Looking at inflation calculations in a different way.
These charts show the Consumer Price Index (the primary measure of changes in prices and inflation) compounded in three ways. The usual number reported about inflation is the year-over-year change in CPI. Example 1 shows this value mostly around two percent from 2000 through 2021, with a few excursions higher and lower. (Click charts for larger versions.)
When the rate is steady, this makes sense. Recently, though, the rate has been changing, with a big swing up, and then down.
This means the year-over-year change — the usual measure of the inflation rate — hides some information that is useful.
The Consumer Price Index for All Urban Consumers (CPI-U) was unchanged in October on a seasonally adjusted basis, after increasing 0.4 percent in September, the U.S. Bureau of Labor Statistics reported today. Over the last 12 months, the all items index increased 3.2 percent before seasonal adjustment.
BLS reported two “inflation rates,” the monthly change of zero, and the year-over-year change of 3.2 percent. Which is most meaningful?
Both hold meaning, but the year-over-year measure is based, in part, on events that happened up to one year ago. The monthly change considers just the most recent month. To cast the monthly rate in a form compatible with the scale of the annual rate, we can annualize the monthly rate. That is, what would the year-over-year inflation rate be if the current monthly change continued (compounded) for a year?
The two charts below show this. Chart 4a shows the year-over-year change, along with quarter-over-quarter change and month-over-month change. The year-over-year value is 3.2 percent, as reported by BLS.
Chart 4b shows the month-over-month change expressed as a compound annual rate. It is, for this month, zero (when rounded), as reported by BLS. This is what the year-over-year inflation rate would be if the current value continued for another 11 months.
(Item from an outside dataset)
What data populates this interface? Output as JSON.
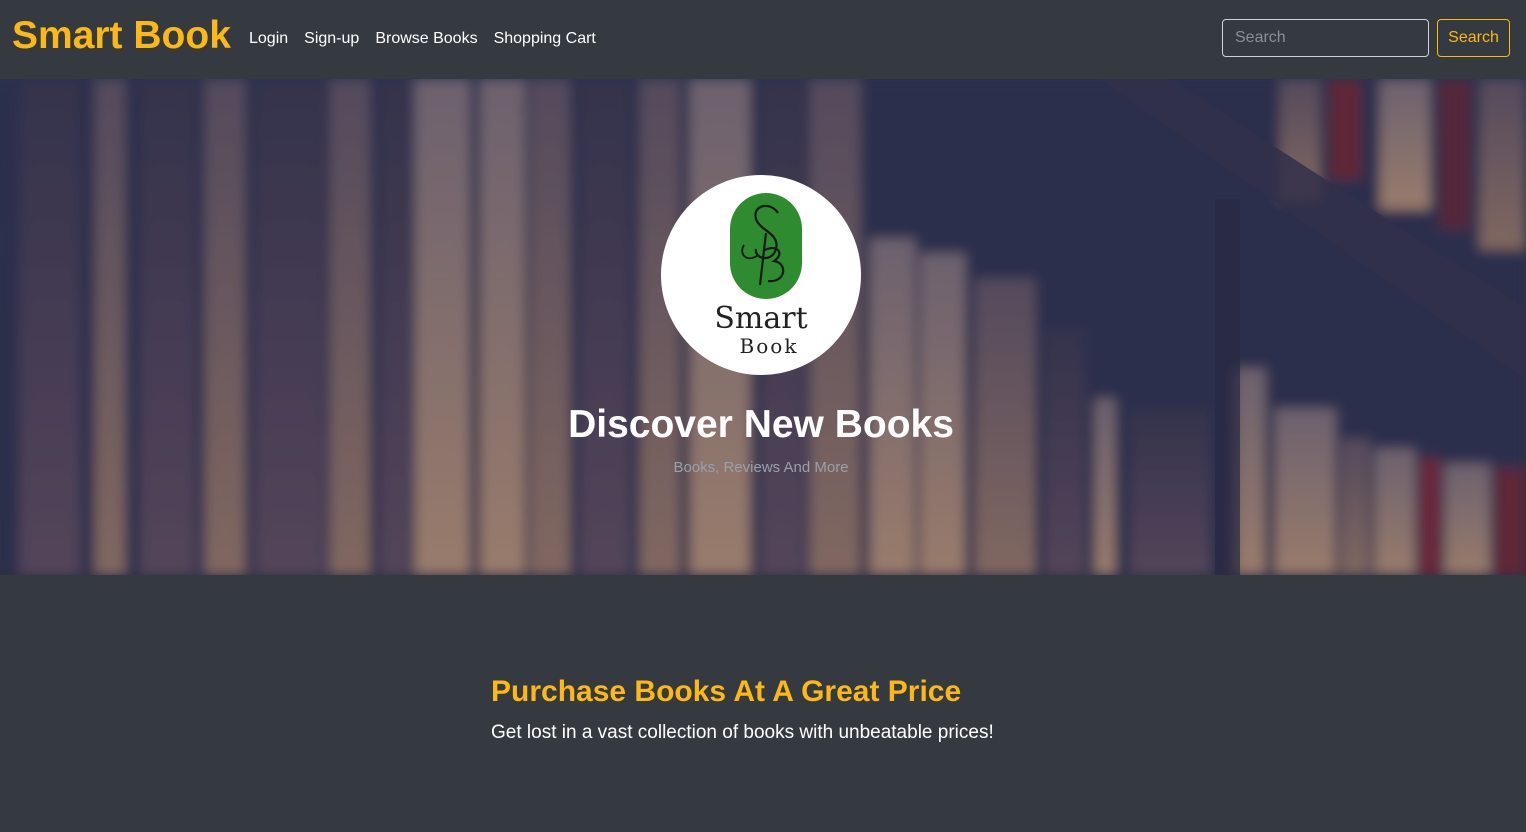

Of course, we don’t know what will happen in the future, so this annualized rate is only a crude projection, perhaps even a fantasy. Further, since the month-over-month price change varies substantially, the corresponding compounded annual rate does, too. This is easily seen in chart 4b in the monthly series. The quarterly series is less volatile.
For this month, using the monthly compounded rate is advantageous to the current administration, as it can say (with appropriate caveats) inflation is zero instead of 3.2 percent. But in the months in the chart where the monthly line is above the annual line, the reverse holds. In August, for example, the year-over-year rate was 3.7 percent, but the month-over-month rate, if annualized, was 7.8 percent.